As we approach the end of 2015, our thoughts naturally turn to what lies ahead in the coming year. For The New Century School, one thrilling near-future event looms very large: the opening of the TNCS middle school in fall 2016.
One of the more unfortunate American societal trends is that middle school–age kids are in a slump. Forgotten in the interstices between elementary school and high school, these kids are victims of what has been termed the “lost years.” Multiple factors contribute to this problem, but a key issue is that kids are still maturing yet are confronted with the many pressures and challenges of young adulthood. Many do not yet have the tools they need to face down these challenges and become confused and overwhelmed, which all too often leads to poor decision-making with potentially life-altering consequences, such as teen pregnancy or drug abuse. Another unfortunate consequence is that kids show less interest in learning, with correspondingly lower academic performance.
The good news is, these problems are preventable, and TNCS is leading the charge to revolutionize middle school education. Rather than view the middle school years as inevitably unproductive, TNCS sees them as a Window of Awakening—flipping the entrenched notion that kids at this age are a lost cause on its head. Middle school becomes an opportunity, not a wasteland. A juncture, not a dead zone.
So how will TNCS make middle school a positive experience for students? Of course, the scholastic piece will maintain continuity with TNCS’s core identity as a progressive, inquiry-based learning institution that emphasizes global citizenship and community spirit. TNCS administration is in talks with a middle school curriculum expert to ensure that the curriculum will be rigorous and engaging, meets or exceeds state standards, and is relevant and therefore meaningful for students ages 10–14 years. Mixed-age classrooms, individualized instruction, and language acquisition will remain vital components in effecting this specialized middle school curriculum.
The real difference will be in embracing the oft-squandered opportunity that these years present to keep them invested in their learning. It’s an opportunity to really set them up for success in high school and beyond with the explicit practical skills they will need. These include physical and mental organizational skills (e.g., keeping track of materials; time management) and developing the habits of successful students (to study smarter, not harder). And, more than that, it’s an opportunity to guide them in their search for their identity to who they really are—to help them actualize their innate potential and goodness.
Akin to the preschool years in some ways, during the middle school years, kids need parents more, not less. Despite their kids’ outward physical growth and the biological changes that seem to propel them to adulthood, parents retain more influence over kids at this age than they might realize. Although kids test out rebellion and throw up opposition every chance they get, these might be requests for attention and help. They are navigating a huge new world, and sometimes they want their hands held along the way.
TNCS is a small, close-knit school. Many among the student body have known each other since toddlerhood. While many preteens and teens are crumbling under peer pressure, pressure to conform, and the pressure to make good choices about huge decisions with their as-yet limited knowledge and experience, TNCS middle school students will benefit from being a part of this protective community where they will be free take things at their own pace.
At the same time, an integral school value is the courage to take risks—not to be confused with condoning risky behavior.
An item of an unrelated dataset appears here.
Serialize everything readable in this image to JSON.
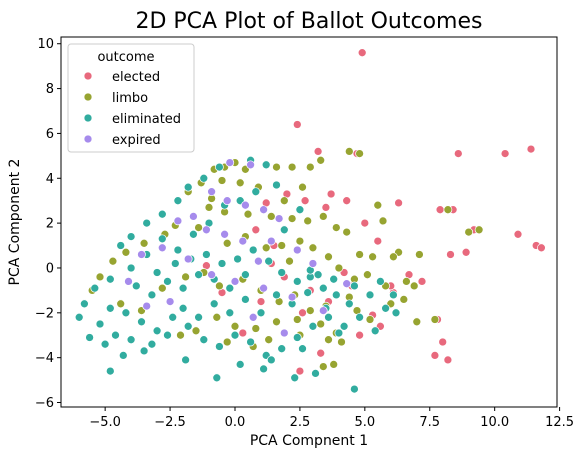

This risk-taking is about creativity. Problem-solving, conflict resolution, trying new things, innovating . . . all of these are hallmarks of happy, successful, self-possessed individuals. TNCS middle school will create frameworks for possibility, in the words of The Art of Possibility, a groundbreaking book comprising 12 practices for bringing creativity into any endeavor.
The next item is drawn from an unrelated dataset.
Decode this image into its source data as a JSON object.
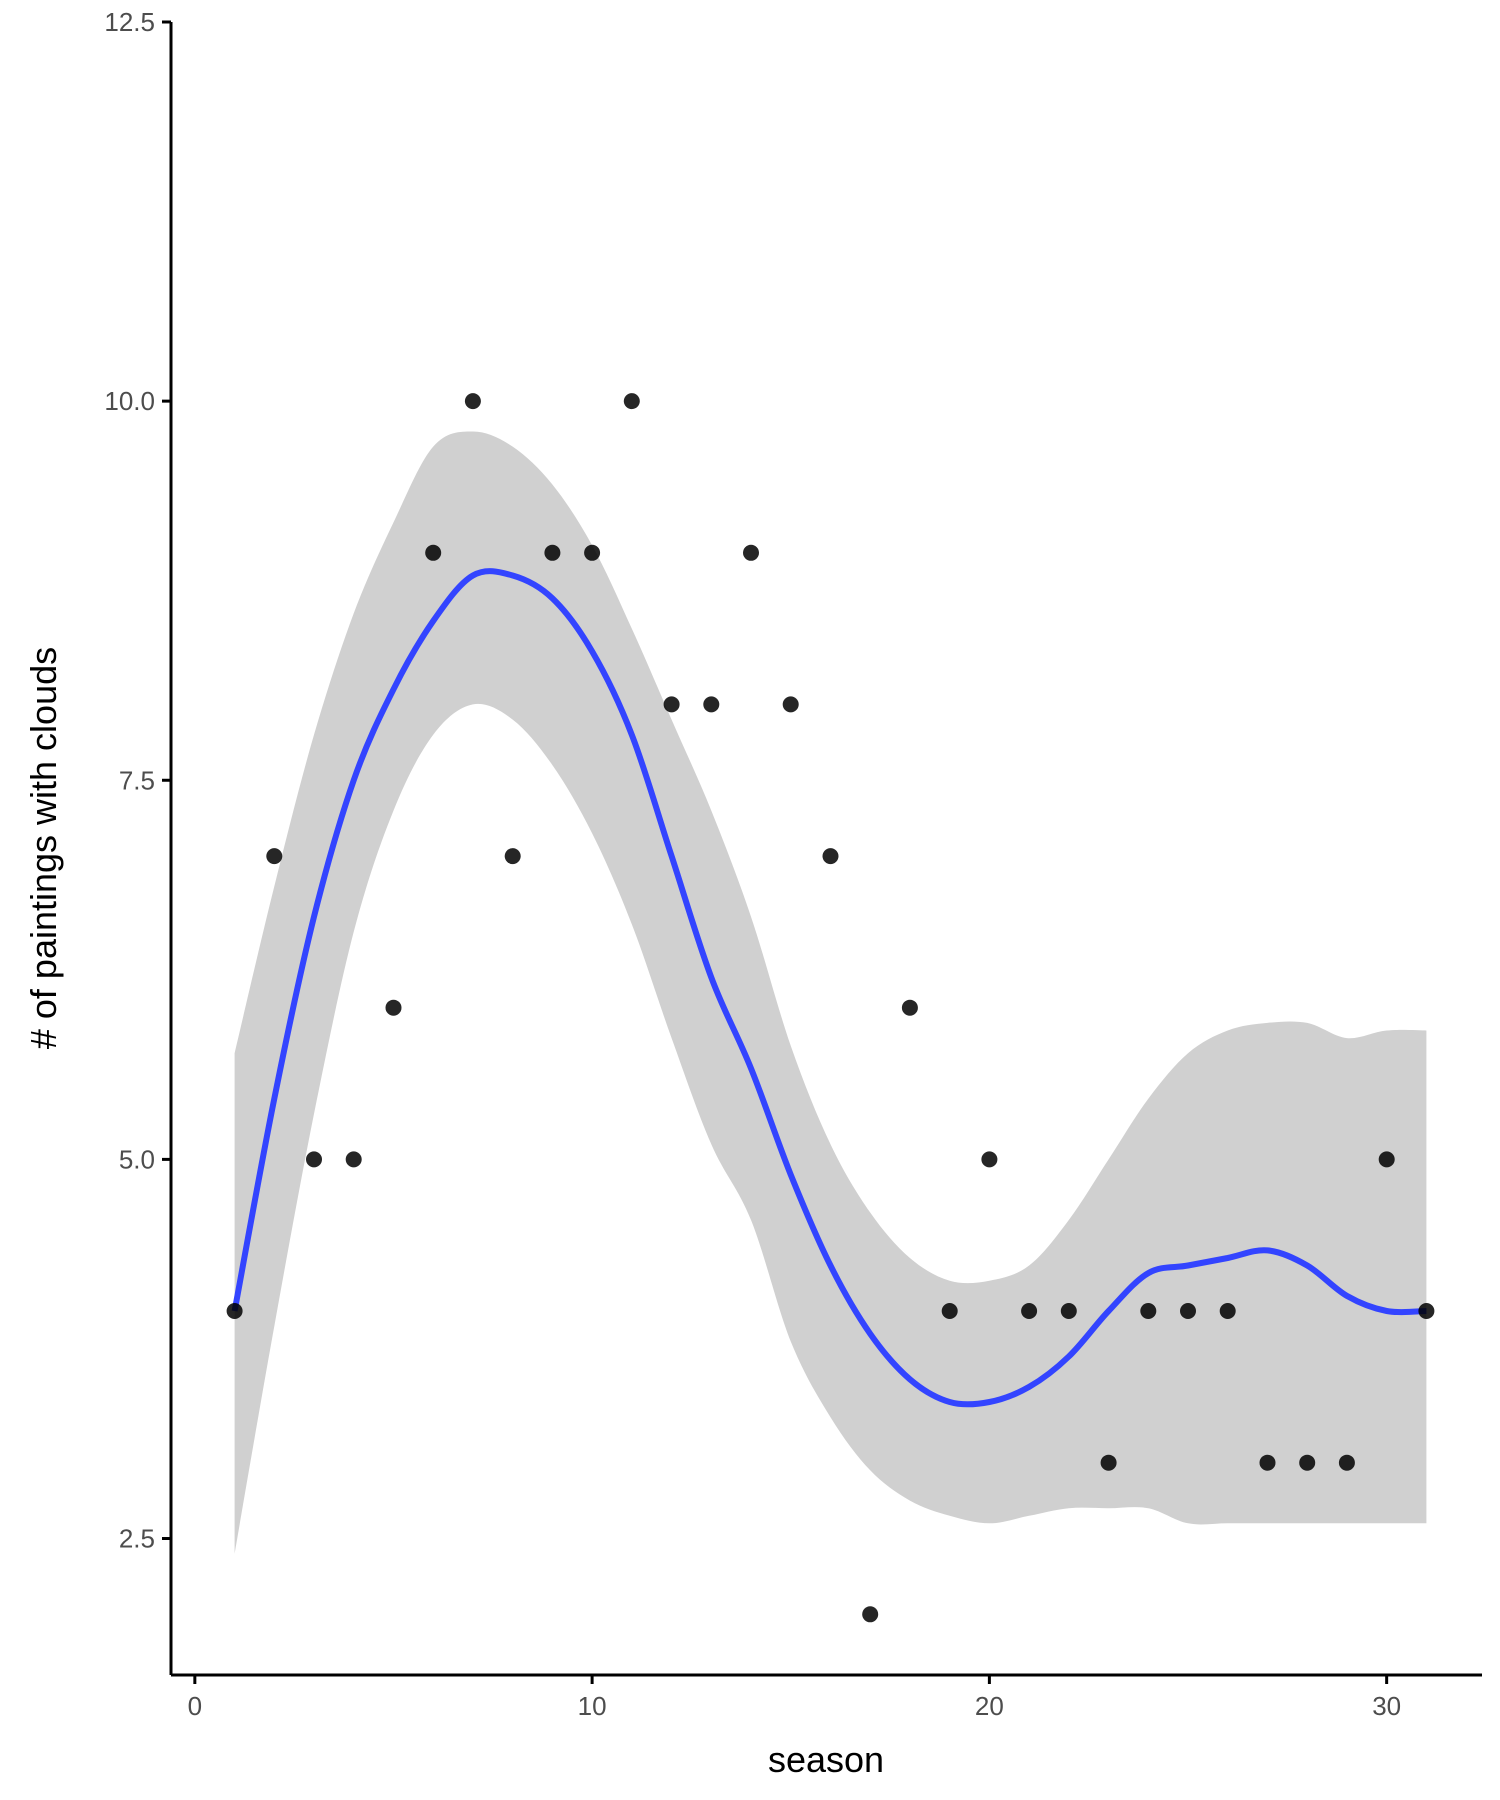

True to TNCS’s mission, fostering compassion and its logical consequence, altruism, the middle school will broaden and deepen the mentorships begun in the younger divisions such as elementary students reading to the pre-primary and primary students. Here, these mentorships might take the form of actual instruction, which will benefit both groups, the younger kids by the content of the instruction and the older kids by the act of instructing. The “Learning Pyramid” posits that we retain 90% of what we learn when we teach it to someone else. Leadership skills will be further cultivated through proposed formation of a student government.
They will reach out to the larger community as well with targeted “service learning.” In the words of the National Service Learning Clearinghouse, service learning is “a teaching and learning strategy that integrates meaningful community service with instruction and reflection to enrich the learning experience, teach civic responsibility, and strengthen communities.” The possibilities for specific programs are endless, but partnering with Habitat for Humanity is one example of ways TNCS middle school students might participate. Maryland, by the way, was the first state to require service-learning hours as a condition of graduation from high school. (Click here to read some of the many academic, personal, and social student benefits of community engagement.)
Field trips will also take on a service-oriented hue. The upper elementary students are already taking excursions with teachers Kiley Stasch and Dan McGonigal that are connected to their in-class study. By applying what they have learned to the real world, they are then invited to reflect on their experience to reinforce the link between their service and their learning. Given their status as ever-maturing young people, these trips may take them farther afield than where they have so far gone, in keeping with TNCS’s global vision.
Why a middle school? TNCS Co-Founder/Executive Director said it best: “At the end of the day, what we want for our kids is for them to be happy with who they are and what they are doing.” And that’s what TNCS middle school will be all about.
Happy Holidays, TNCS Community! See you next year!